Awards and highlights
- CFL South All-Star (1995); 3× CFL All-Star (1995, 1996, 1997); 2× CFL East All-Star (1996, 1997); 2× CFL's Most Outstanding Offensive Lineman Award (1996, 1997); 2× Grey Cup champion (1996, 1997);

Career NFL statistics
- Games played: 15
- Stats at Pro Football Reference

= Mike Kiselak =

American football player (born 1967)

Michael John Kiselak (born March 9, 1967) is an American former professional football player who was a guard in the Canadian Football League (CFL) for the Sacramento Gold Miners, San Antonio Texans and Toronto Argonauts. He also was a member of the Dallas Cowboys in the National Football League (NFL), San Antonio Riders in the World League of American Football (WLAF) and San Francisco Demons in the XFL. He played college football for the Maryland Terrapins.

==Early life==
Kiselak attended Pine Bush High School, where he played as a two-way player (defensive and offensive tackle). He also practiced baseball.

He accepted a football scholarship from the University of Maryland, College Park, to play under head coach played for Bobby Ross. He began his college career playing on defense as a defensive tackle. As a sophomore, he registered 16 tackles, one interception and one quarterback sack at nose guard.

As a junior, he was converted into a guard to improve the offensive line depth and started the last seven games. He was a regular starter as a senior and after his game against Wake Forest University, he was named the Atlantic Coast Conference Offensive Lineman of the Week.

==Professional career==
Kiselak was signed as an undrafted free agent by the Kansas City Chiefs after the 1990 NFL draft on May 1, and was waived on August 27.

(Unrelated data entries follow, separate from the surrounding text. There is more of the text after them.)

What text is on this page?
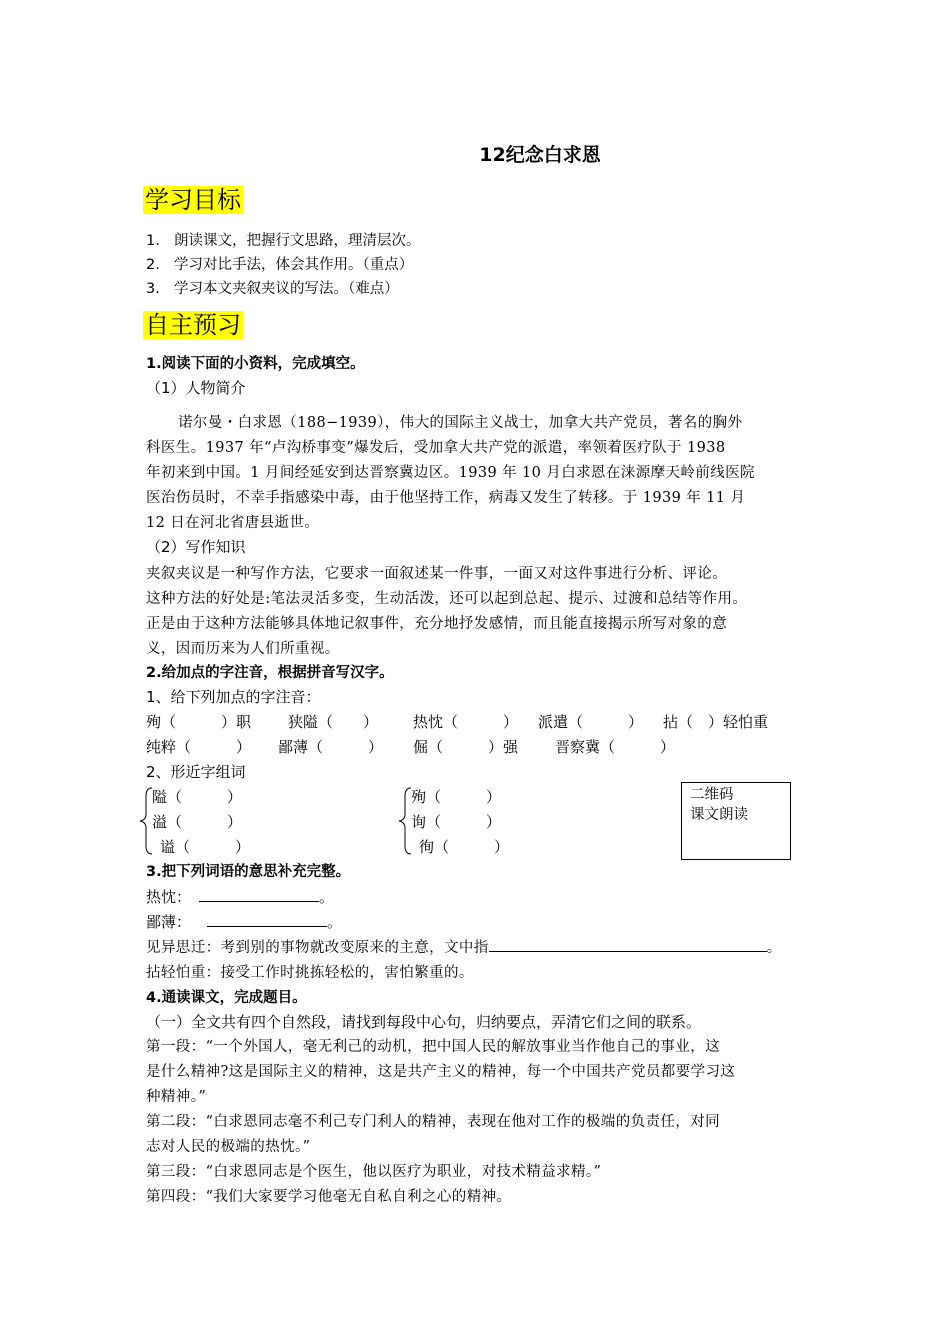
12纪念白求恩
学习目标
1. 朗读课文，把握行文思路，理清层次。
2. 学习对比手法，体会其作用。（重点）
3. 学习本文夹叙夹议的写法。（难点）
自主预习
1.阅读下面的小资料，完成填空。
（1）人物简介
诺尔曼・白求恩（188−1939），伟大的国际主义战士，加拿大共产党员，著名的胸外
科医生。1937 年“卢沟桥事变”爆发后，受加拿大共产党的派遣，率领着医疗队于 1938
年初来到中国。1 月间经延安到达晋察冀边区。1939 年 10 月白求恩在涞源摩天岭前线医院
医治伤员时，不幸手指感染中毒，由于他坚持工作，病毒又发生了转移。于 1939 年 11 月
12 日在河北省唐县逝世。
（2）写作知识
夹叙夹议是一种写作方法，它要求一面叙述某一件事，一面又对这件事进行分析、评论。
这种方法的好处是:笔法灵活多变，生动活泼，还可以起到总起、提示、过渡和总结等作用。
正是由于这种方法能够具体地记叙事件，充分地抒发感情，而且能直接揭示所写对象的意
义，因而历来为人们所重视。
2.给加点的字注音，根据拼音写汉字。
1、给下列加点的字注音：
殉（　　　）职 狭隘（　　） 热忱（　　　） 派遣（　　　） 拈（　）轻怕重
纯粹（　　　） 鄙薄（　　　） 倔（　　　）强 晋察冀（　　　）
2、形近字组词
隘（　　　）
溢（　　　）
谥（　　　）
殉（　　　）
询（　　　）
徇（　　　）
二维码
课文朗读
3.把下列词语的意思补充完整。
热忱：	。
鄙薄：	。
见异思迁：考到别的事物就改变原来的主意，文中指	。
拈轻怕重：接受工作时挑拣轻松的，害怕繁重的。
4.通读课文，完成题目。
（一）全文共有四个自然段，请找到每段中心句，归纳要点，弄清它们之间的联系。
第一段：“一个外国人，毫无利己的动机，把中国人民的解放事业当作他自己的事业，这
是什么精神?这是国际主义的精神，这是共产主义的精神，每一个中国共产党员都要学习这
种精神。”
第二段：“白求恩同志毫不利己专门利人的精神，表现在他对工作的极端的负责任，对同
志对人民的极端的热忱。”
第三段：“白求恩同志是个医生，他以医疗为职业，对技术精益求精。”
第四段：“我们大家要学习他毫无自私自利之心的精神。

In 1991, he was selected by the San Antonio Riders in the fourth round of the WLAF Draft, playing in the inaugural season of World League of American Football. He started as an offensive tackle protecting the future Dallas Cowboys head coach Jason Garrett. On July 16, 1991, he signed with the Houston Oilers. He was released on August 19.

In 1992, he signed with the Riders and was named the starter at offensive tackle. On June 2, 1992, he was signed by the New York Giants. He was cut on August 24.

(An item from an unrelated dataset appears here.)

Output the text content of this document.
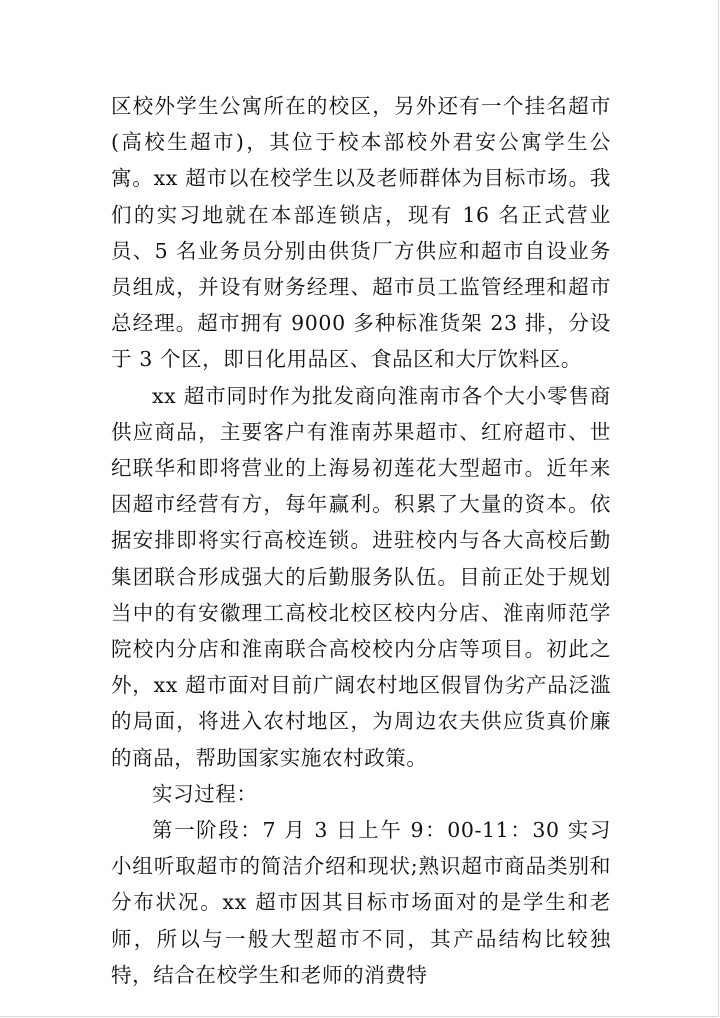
区校外学生公寓所在的校区，另外还有一个挂名超市(高校生超市)，其位于校本部校外君安公寓学生公寓。xx 超市以在校学生以及老师群体为目标市场。我们的实习地就在本部连锁店，现有 16 名正式营业员、5 名业务员分别由供货厂方供应和超市自设业务员组成，并设有财务经理、超市员工监管经理和超市总经理。超市拥有 9000 多种标准货架 23 排，分设于 3 个区，即日化用品区、食品区和大厅饮料区。

xx 超市同时作为批发商向淮南市各个大小零售商供应商品，主要客户有淮南苏果超市、红府超市、世纪联华和即将营业的上海易初莲花大型超市。近年来因超市经营有方，每年赢利。积累了大量的资本。依据安排即将实行高校连锁。进驻校内与各大高校后勤集团联合形成强大的后勤服务队伍。目前正处于规划当中的有安徽理工高校北校区校内分店、淮南师范学院校内分店和淮南联合高校校内分店等项目。初此之外，xx 超市面对目前广阔农村地区假冒伪劣产品泛滥的局面，将进入农村地区，为周边农夫供应货真价廉的商品，帮助国家实施农村政策。

实习过程：

第一阶段：7 月 3 日上午 9：00-11：30 实习小组听取超市的简洁介绍和现状;熟识超市商品类别和分布状况。xx 超市因其目标市场面对的是学生和老师，所以与一般大型超市不同，其产品结构比较独特，结合在校学生和老师的消费特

On April 7, 1993, he signed with the Sacramento Gold Miners of the CFL, where he was converted into a center. After two years he signed as a free agent with the San Antonio Texans and played with them until the team folded. He was selected by the Saskatchewan Roughriders in the 1996 CFL Dispersal Draft. On April 4, 1996, he was traded before the season started to the Toronto Argonauts in exchange for offensive tackle John Terry.

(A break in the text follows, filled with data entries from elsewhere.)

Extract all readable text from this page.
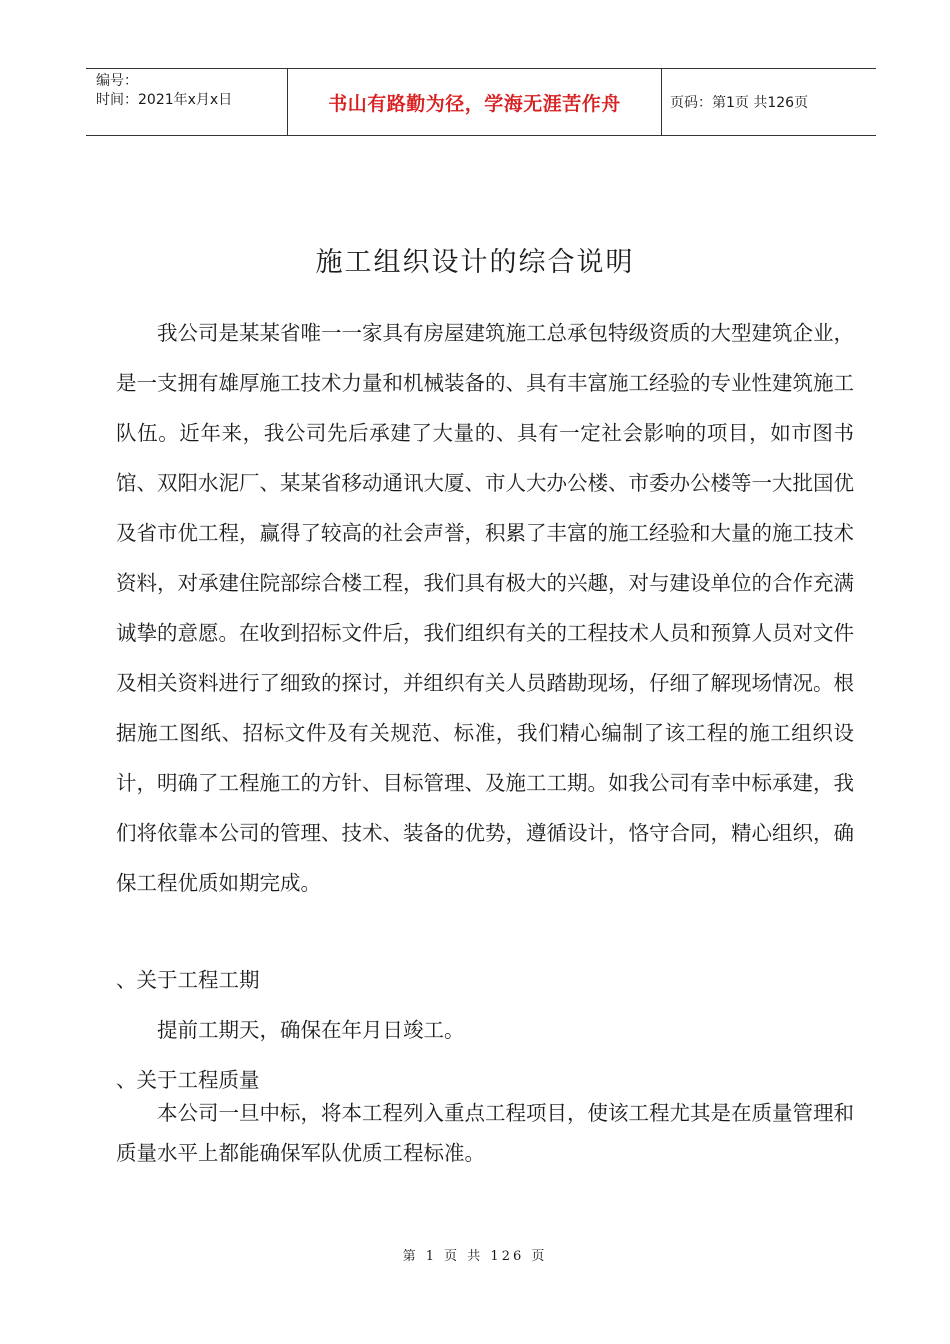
编号：
时间：2021年x月x日	书山有路勤为径，学海无涯苦作舟	页码：第1页 共126页
施工组织设计的综合说明

我公司是某某省唯一一家具有房屋建筑施工总承包特级资质的大型建筑企业，是一支拥有雄厚施工技术力量和机械装备的、具有丰富施工经验的专业性建筑施工队伍。近年来，我公司先后承建了大量的、具有一定社会影响的项目，如市图书馆、双阳水泥厂、某某省移动通讯大厦、市人大办公楼、市委办公楼等一大批国优及省市优工程，赢得了较高的社会声誉，积累了丰富的施工经验和大量的施工技术资料，对承建住院部综合楼工程，我们具有极大的兴趣，对与建设单位的合作充满诚挚的意愿。在收到招标文件后，我们组织有关的工程技术人员和预算人员对文件及相关资料进行了细致的探讨，并组织有关人员踏勘现场，仔细了解现场情况。根据施工图纸、招标文件及有关规范、标准，我们精心编制了该工程的施工组织设计，明确了工程施工的方针、目标管理、及施工工期。如我公司有幸中标承建，我们将依靠本公司的管理、技术、装备的优势，遵循设计，恪守合同，精心组织，确保工程优质如期完成。

、关于工程工期

提前工期天，确保在年月日竣工。

、关于工程质量

本公司一旦中标，将本工程列入重点工程项目，使该工程尤其是在质量管理和质量水平上都能确保军队优质工程标准。

第 1 页 共 126 页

Kiselak played center for the Argonauts, where he protected Doug Flutie and helped the team win two Grey Cups. He was an All-Star and received the CFL's Most Outstanding Offensive Lineman Award in consecutive years.

In 1998, he seized the opportunity and moved to the NFL to play for the Dallas Cowboys. He made the team as a 31-year-old rookie, after showing he could play three different positions. He passed Clay Shiver on the depth chart, starting the last seven games at center. In 1999, he was placed on the injured reserve list, after suffering a career threatening left knee injury (tore his lateral meniscus, anterior cruciate, medial cruciate and posterior cruciate ligaments) during the first full-team workout on July 30.

In 2001, he came back from his knee injury and was selected in the 14th round of the XFL supplemental draft by the San Francisco Demons. He was a starter at center until the league folded.

==Personal life==
Since 2007, Kiselak has been one of the board of directors for Kids Matters International, a children's charity organization. Where he has helped clothe thousands of children in need through the organizations local outreach called "Around the Block". Michael and his wife since 1992, Kim, have been involved in clothing kids since his playing days in Dallas in 1998. He is also a church minister under Church on the Rock- International and a motivational speaker.